According to a recent New York Times article (Ivy League Crunch Brings New Cachet to Next Tier), Ivy League schools are more difficult to get into than ever before, which is bad news for prospective applicants, but great news for what has traditionally been known as the “second tier.”
As Ivy League admission rates have dropped from the low double digits to the very, very low double digits (from 20% or so down to 12% or less), institutions like Kenyon College (Ohio), Lehigh University, (Pennsylvania), Tufts University (Massachusetts), Pomona College (California), Bowdoin College (Maine), the University of Michigan, and the University of Virginia have experienced dramatic increases in the number of high school seniors seeking admission.
Consider these examples: Kenyon College received 4,200 applications this year, up from 2,000 apps only six years ago; Lehigh’s applicant pool of 12,000 represents a 50% increase over the last 7 years; and the University of Vermont’s 19,000 current applicants are more than double the number of students applying on 7 years ago (7, 400).
This may be great news for the so-called second tier; but is it great news for Black applicants?
The Ivy League crush and the resulting selectivity trickle down will probably have little impact on Black admission and recruitment at private institutions. The Ivy League has for the most part had greater success that their counterparts in the next tier at recruiting and matriculating the nation’s strongest Black applicants. Using a combination of reputation, nationally recognized Black faculty, agressive minority recruitment, and generous financial aid packages, the 8 schools of the Ivy league have tended to enroll a disproportionate number of the nation’s Black National Merit Scholars (finalists and semi-finalists), National Achivement Scholars, valedictorians, and high scorers on the AP exams. The crush of applicants at colleges like Kenyon, Bowdoin, Lehigh, and Tufts is unlikely to have an impact on this trend, especially given the bold financial aid initiatives that institutions like Harvard have recently put into place to relieve the debt load on students whose families earn less that $80,000 a year.
The increasing selectivity of the second tier will have a greater impact on Black applicants to the nation’s most selective public institutions. Expect a downturn in the admission and enrollment figures at these schools, especially those located in Michigan and other states with ballot initiative systems. As the selectivity of major flagship universities increases, so too will the likelihood that anti-affirmative action measures will be placed on the ballot and approved by voters. Thus a dramatic decrease in the number of African American students in particular is quite likely at popular public universities across the nation.

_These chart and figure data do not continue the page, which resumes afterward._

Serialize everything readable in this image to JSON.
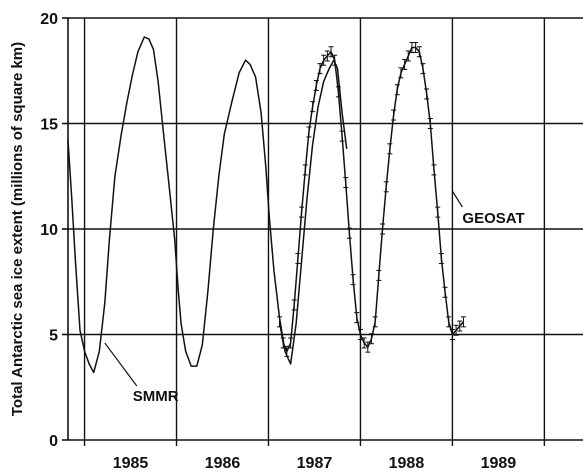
{
  "chart_data": {
    "type": "line",
    "title": "",
    "xlabel": "",
    "ylabel": "Total Antarctic sea ice extent (millions of square km)",
    "xlim": [
      1984.32,
      1989.92
    ],
    "ylim": [
      0,
      20
    ],
    "yticks": [
      0,
      5,
      10,
      15,
      20
    ],
    "xtick_labels": [
      {
        "label": "1985",
        "x": 1985.0
      },
      {
        "label": "1986",
        "x": 1986.0
      },
      {
        "label": "1987",
        "x": 1987.0
      },
      {
        "label": "1988",
        "x": 1988.0
      },
      {
        "label": "1989",
        "x": 1989.0
      }
    ],
    "year_boundaries": [
      1984.5,
      1985.5,
      1986.5,
      1987.5,
      1988.5,
      1989.5
    ],
    "grid_y": true,
    "series": [
      {
        "name": "SMMR",
        "color": "#111111",
        "x": [
          1984.32,
          1984.36,
          1984.4,
          1984.45,
          1984.5,
          1984.55,
          1984.6,
          1984.66,
          1984.72,
          1984.77,
          1984.83,
          1984.9,
          1984.96,
          1985.02,
          1985.08,
          1985.15,
          1985.2,
          1985.25,
          1985.3,
          1985.36,
          1985.42,
          1985.48,
          1985.52,
          1985.55,
          1985.6,
          1985.66,
          1985.72,
          1985.78,
          1985.84,
          1985.9,
          1985.96,
          1986.02,
          1986.1,
          1986.18,
          1986.25,
          1986.3,
          1986.36,
          1986.42,
          1986.47,
          1986.51,
          1986.56,
          1986.62,
          1986.68,
          1986.74,
          1986.8,
          1986.86,
          1986.92,
          1986.98,
          1987.04,
          1987.1,
          1987.16,
          1987.21,
          1987.25,
          1987.3,
          1987.35
        ],
        "y": [
          14.2,
          11.5,
          8.5,
          5.2,
          4.2,
          3.6,
          3.2,
          4.2,
          6.5,
          9.5,
          12.5,
          14.5,
          16.0,
          17.3,
          18.4,
          19.1,
          19.0,
          18.5,
          17.0,
          14.5,
          12.0,
          9.5,
          7.0,
          5.5,
          4.2,
          3.5,
          3.5,
          4.5,
          7.0,
          10.0,
          12.5,
          14.5,
          16.0,
          17.4,
          18.0,
          17.8,
          17.2,
          15.5,
          13.0,
          10.5,
          8.0,
          5.8,
          4.2,
          3.6,
          5.5,
          8.5,
          11.5,
          14.0,
          15.8,
          17.0,
          17.6,
          18.0,
          17.6,
          15.5,
          13.8
        ]
      },
      {
        "name": "GEOSAT",
        "color": "#111111",
        "x": [
          1986.62,
          1986.66,
          1986.7,
          1986.74,
          1986.78,
          1986.82,
          1986.86,
          1986.9,
          1986.94,
          1986.98,
          1987.02,
          1987.06,
          1987.1,
          1987.14,
          1987.18,
          1987.22,
          1987.26,
          1987.3,
          1987.34,
          1987.38,
          1987.42,
          1987.46,
          1987.5,
          1987.54,
          1987.58,
          1987.62,
          1987.66,
          1987.7,
          1987.74,
          1987.78,
          1987.82,
          1987.86,
          1987.9,
          1987.94,
          1987.98,
          1988.02,
          1988.06,
          1988.1,
          1988.14,
          1988.18,
          1988.22,
          1988.26,
          1988.3,
          1988.34,
          1988.38,
          1988.42,
          1988.46,
          1988.5,
          1988.54,
          1988.58,
          1988.62
        ],
        "y": [
          5.6,
          4.6,
          4.2,
          4.6,
          6.4,
          8.6,
          10.8,
          12.8,
          14.6,
          15.8,
          16.8,
          17.6,
          18.0,
          18.2,
          18.4,
          18.0,
          16.5,
          14.4,
          12.2,
          9.8,
          7.6,
          5.8,
          5.0,
          4.6,
          4.4,
          4.8,
          5.6,
          7.8,
          10.0,
          12.0,
          13.8,
          15.4,
          16.6,
          17.4,
          17.8,
          18.2,
          18.6,
          18.6,
          18.4,
          17.6,
          16.4,
          15.0,
          12.8,
          10.8,
          8.6,
          7.0,
          5.6,
          5.0,
          5.2,
          5.4,
          5.6
        ]
      }
    ],
    "annotations": [
      {
        "text": "SMMR",
        "points_to": [
          1984.72,
          4.6
        ]
      },
      {
        "text": "GEOSAT",
        "points_to": [
          1988.5,
          11.8
        ]
      }
    ]
  }
}
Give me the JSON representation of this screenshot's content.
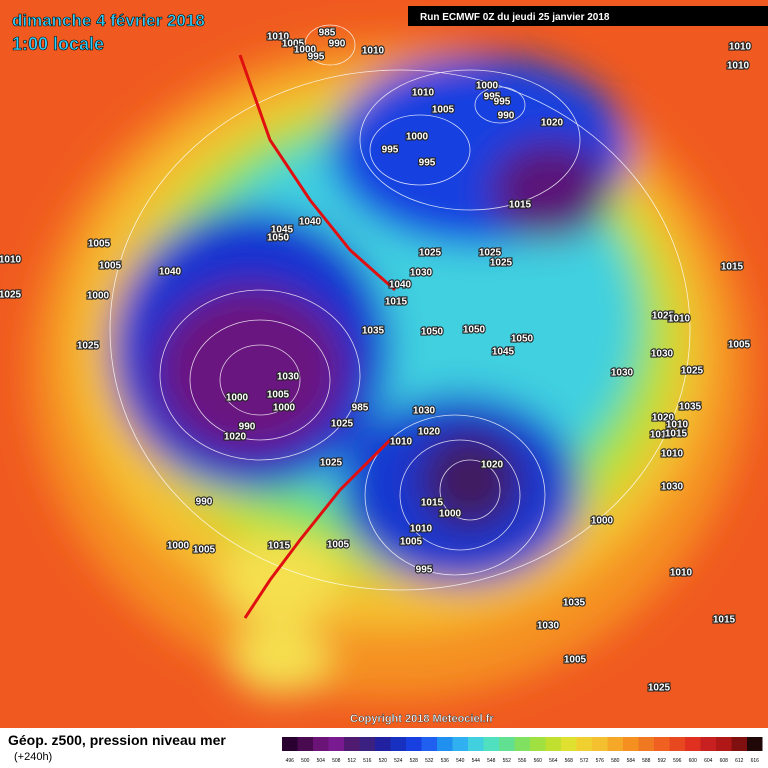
{
  "header": {
    "date": "dimanche 4 février 2018",
    "time": "1:00 locale",
    "run": "Run ECMWF 0Z du jeudi 25 janvier 2018"
  },
  "copyright": "Copyright 2018 Meteociel.fr",
  "footer": {
    "title": "Géop. z500, pression niveau mer",
    "lead": "(+240h)"
  },
  "colorbar": {
    "labels": [
      496,
      500,
      504,
      508,
      512,
      516,
      520,
      524,
      528,
      532,
      536,
      540,
      544,
      548,
      552,
      556,
      560,
      564,
      568,
      572,
      576,
      580,
      584,
      588,
      592,
      596,
      600,
      604,
      608,
      612,
      616
    ],
    "colors": [
      "#2a0030",
      "#4a0a50",
      "#6a1478",
      "#7a1a90",
      "#501a70",
      "#3a2080",
      "#2020a0",
      "#1830c0",
      "#1840e0",
      "#2060f0",
      "#2090f0",
      "#30b0f0",
      "#40d0e0",
      "#50e0c0",
      "#60e090",
      "#80e060",
      "#a0e040",
      "#c0e030",
      "#e0e030",
      "#f0d030",
      "#f5c030",
      "#f5a828",
      "#f59020",
      "#f07820",
      "#f06020",
      "#e84820",
      "#e03020",
      "#c82020",
      "#b01818",
      "#801010",
      "#200808"
    ]
  },
  "isobar_labels": [
    1010,
    1005,
    985,
    990,
    1000,
    995,
    1010,
    1010,
    1010,
    1010,
    995,
    1000,
    995,
    990,
    1005,
    1000,
    995,
    995,
    1020,
    1015,
    1040,
    1045,
    1050,
    1040,
    1025,
    1030,
    1025,
    1025,
    1005,
    1005,
    1040,
    1000,
    1015,
    1035,
    1050,
    1050,
    1045,
    1050,
    1030,
    1025,
    1030,
    1000,
    1005,
    1000,
    990,
    985,
    1020,
    1025,
    1010,
    1020,
    1020,
    1015,
    1000,
    1010,
    1005,
    995,
    990,
    1000,
    1005,
    1015,
    1005,
    1035,
    1030,
    1005,
    1000,
    1010,
    1015,
    1025,
    1025,
    1010,
    1030,
    1030,
    1025,
    1035,
    1020,
    1010,
    1015,
    1015,
    1010,
    1030,
    1005,
    1015,
    1010,
    1025,
    1025
  ]
}
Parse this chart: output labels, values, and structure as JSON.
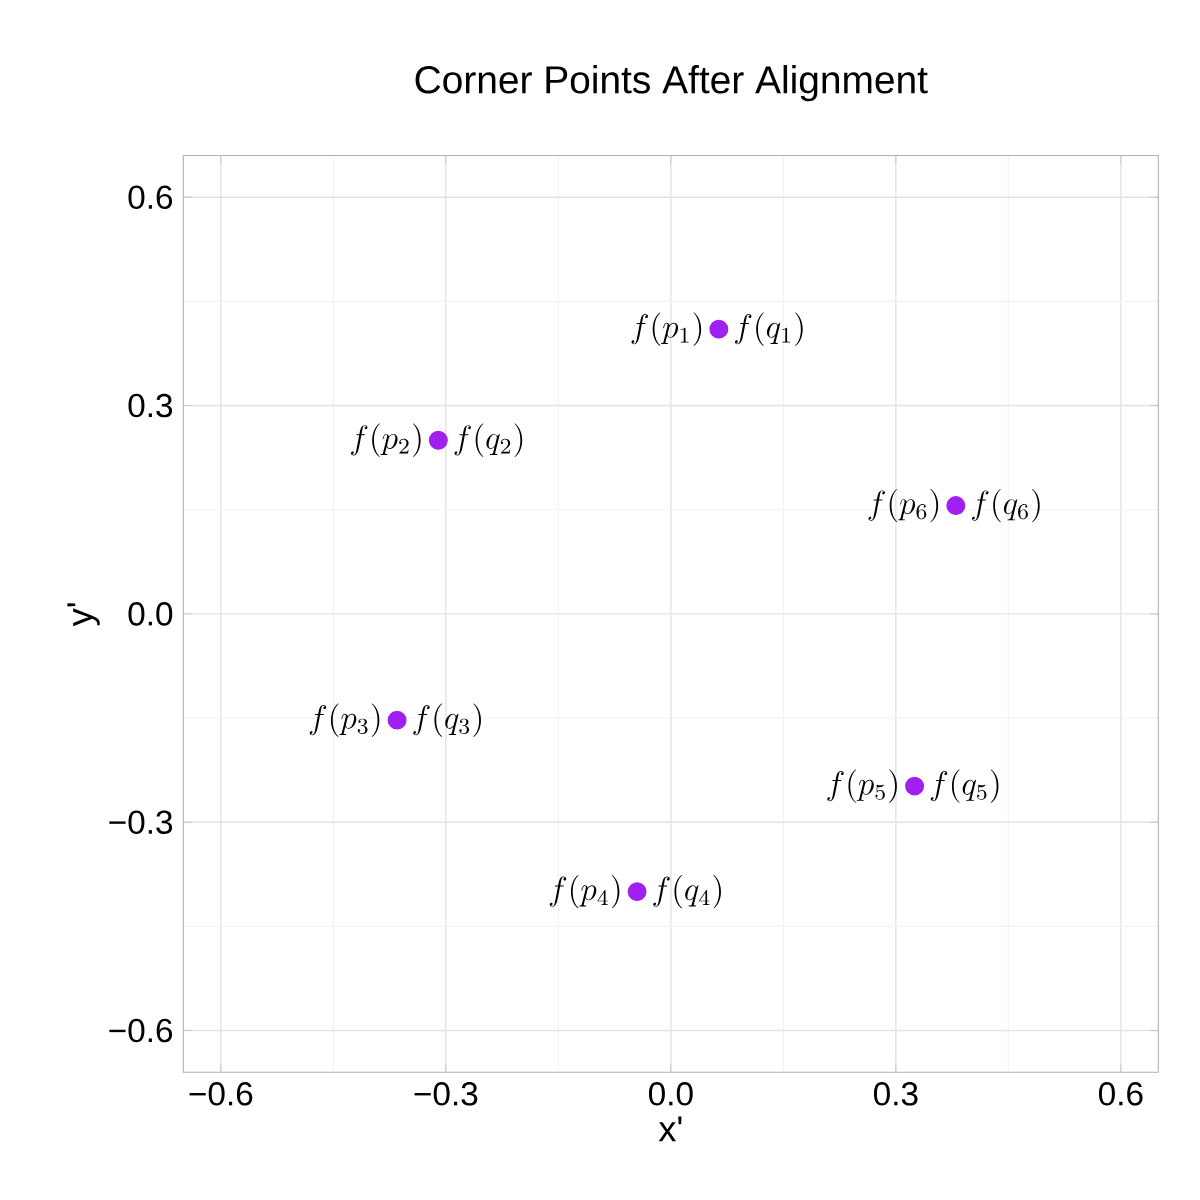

The least predictable factor is how the smaller private colleges and universities will themselves respond to their greater selectivity. Such institutions might dramatically improve their Black student enrollments if they are willing to seek African American applicants from less traditional sources. Such institutions should be on the lookout for strong academic performers from low-profile urban and rural high schools that rarely send students to 4-year colleges; for first-generation college enrollees whose high school grades and curricula show great promise, but whose SAT scores might have suffered from lack of coaching and preparation; and for Black students whose grades and test scores are strong, but who might be overlooked by public university systems that have abolished their affirmative action programs.
At the same time that these colleges and universities are beginning to look at themselves as national insitutions, I hope that they will continue or–in some cases–that they will start to cultivate a Black applicant pool that is local. This is a great moment for these smaller institutions. I hope that they will seize the opportunities that their prominence is opening up to them, and that each of the colleges will just the quality of its applicant pool not just by its selectivity, but by is diversity, as well.